Do ponto de vista econômico, esse entendimento, ao alargar exageradamente o conceito de “vínculo empregatício”, ameaça a continuidade do modelo de negócio que é um dos grandes motores da nova economia.

Vale destacar a importância do modelo de plataforma, em especial em momentos econômicos delicados, como o da recente pandemia, que causou uma onda massiva de desempregos. No Brasil, pesquisas recentes apontam que mais de 30 milhões de adultos (aproximadamente 20% da força de trabalho do país) ofertam seus serviços via plataformas e que muitos desses iniciaram durante a pandemia.

Do ponto de vista jurídico, a tese não se sustenta. O alegado “controle” não se verifica. Não se confunde subordinação com a mera existência de critérios de ordem na plataforma. Pesquisas com profissionais independentes dão conta de que os maiores motivadores para ingresso em plataforma são: flexibilidade, liberdade e autonomia.

gig workesFonte: Shutterstock

Sem tais elementos, a plataforma se torna incapaz de atrair profissionais.
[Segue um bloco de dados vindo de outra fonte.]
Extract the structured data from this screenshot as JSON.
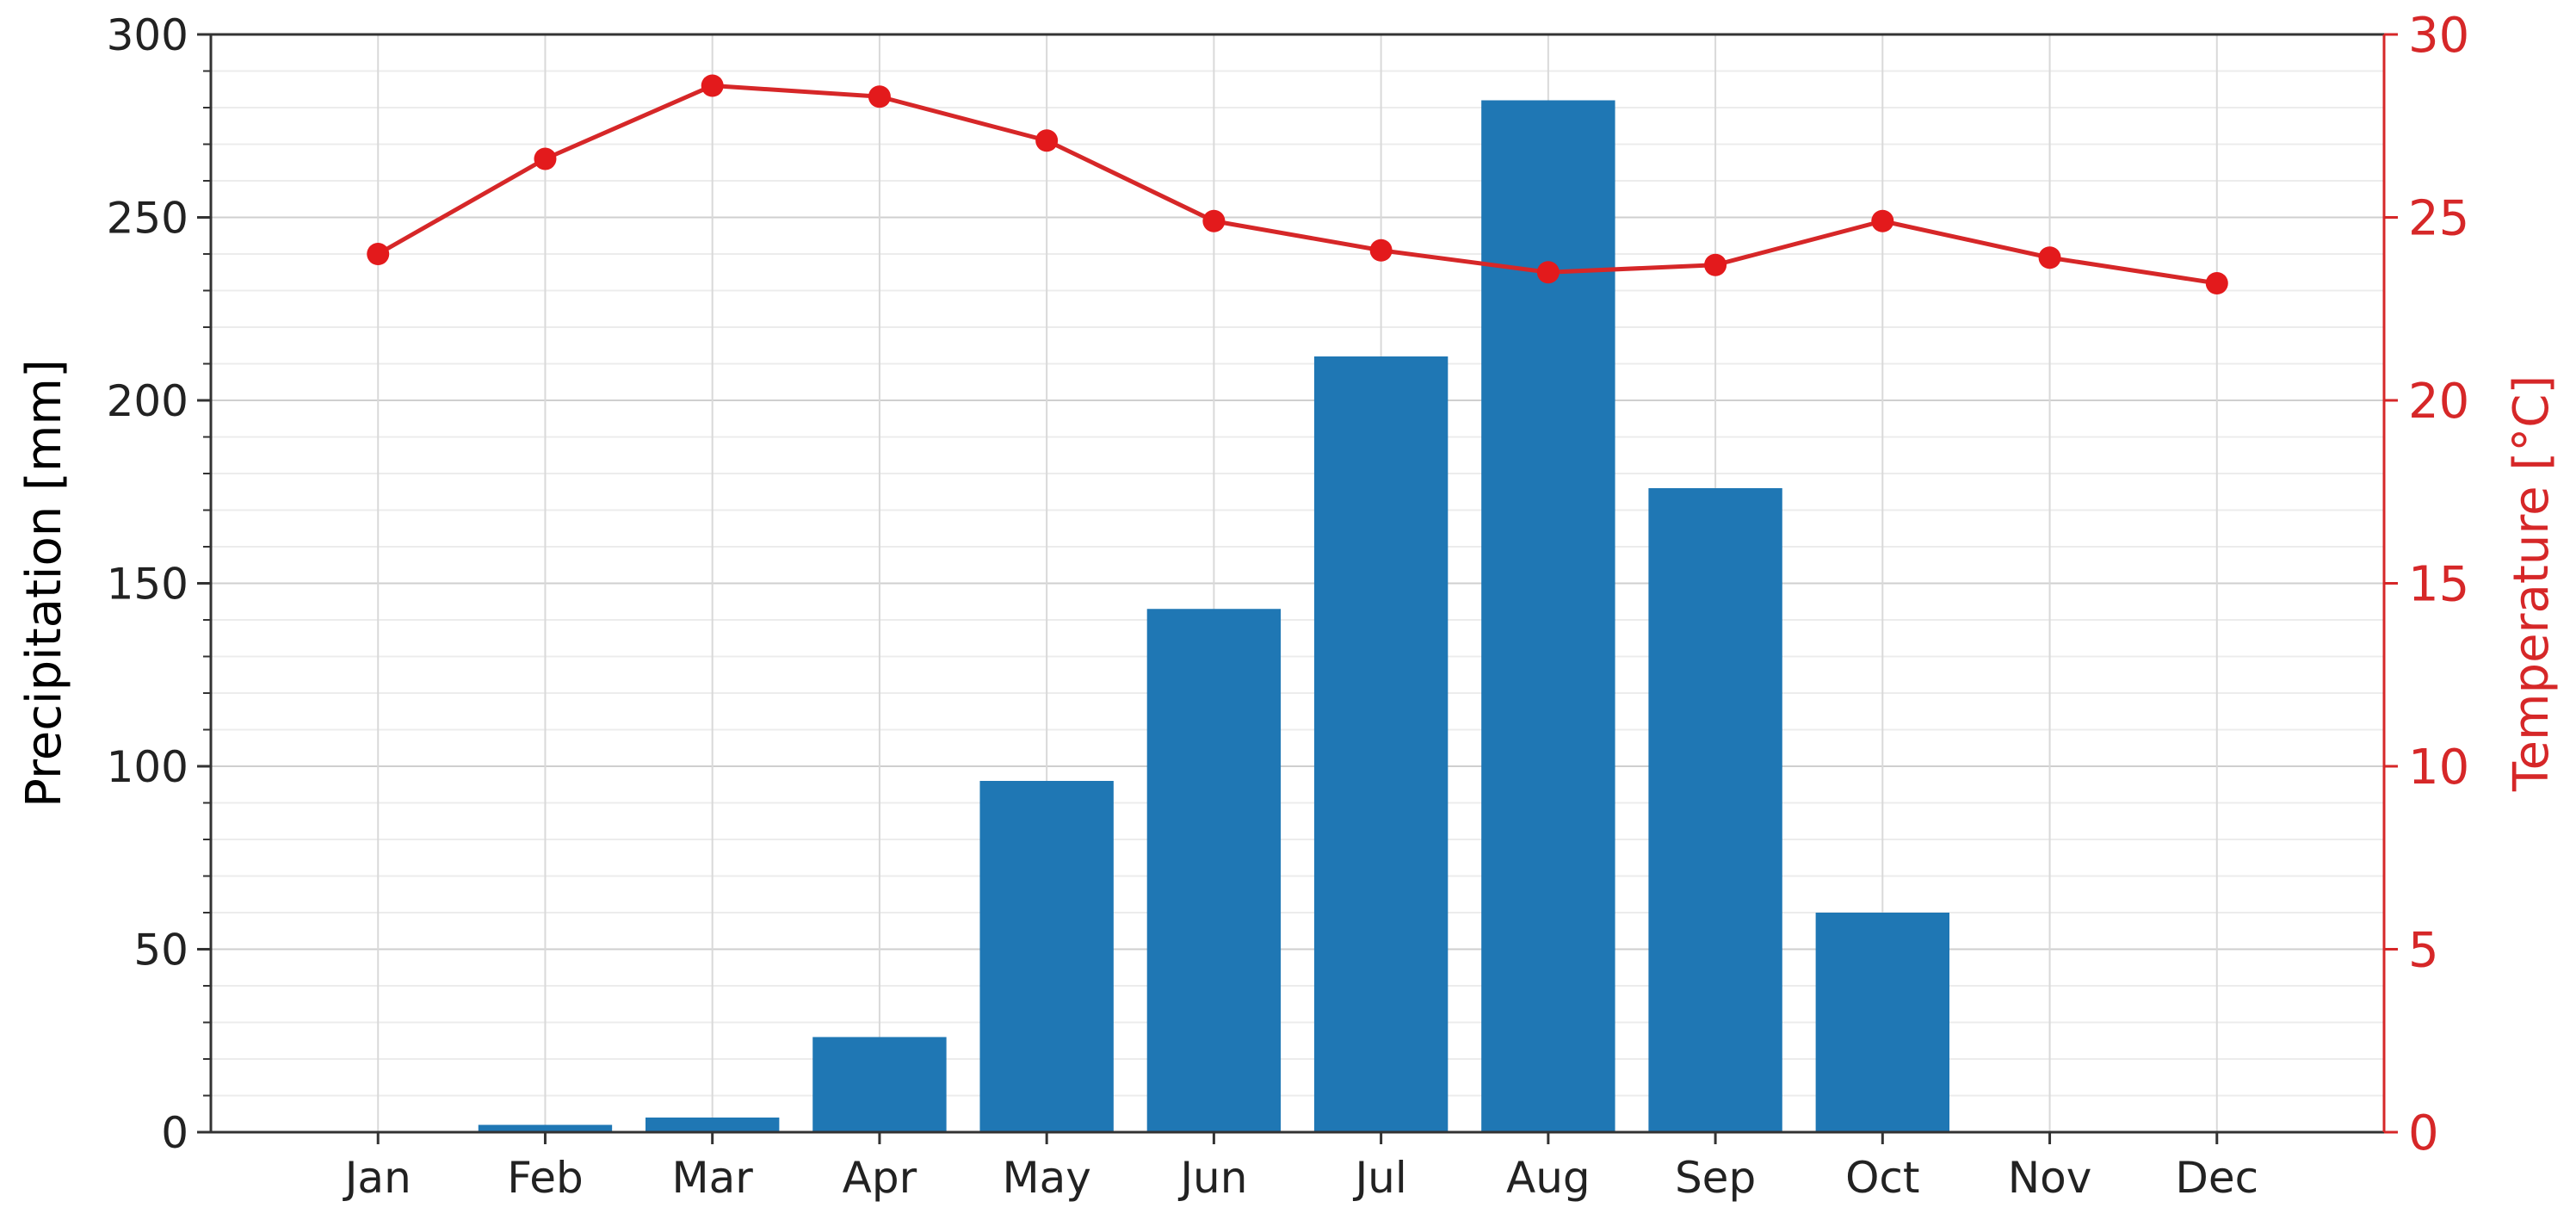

Na prática, tais profissionais são, de fato, livres para determinar exatamente quando e como realizar seus serviços, sendo comum a utilização simultânea de várias plataformas concorrentes, de modo que, na maioria dos casos, não há exclusividade.

A existência de mecanismos de incentivos, prêmios e ranqueamento dos profissionais na plataforma tampouco desvirtua a relação de independência. Pelo contrário, é justamente pela ausência de subordinação entre plataforma e usuários que tais mecanismos se fazem importantes para garantir um funcionamento adequado e seguro a todos. São essas funcionalidades que geram a indispensável confiança entre os usuários, ampliam possibilidades de retorno financeiro e fornecem feedback aos profissionais, permitindo que aprimorem o atendimento aos usuários finais, potencializando, assim, os seus ganhos.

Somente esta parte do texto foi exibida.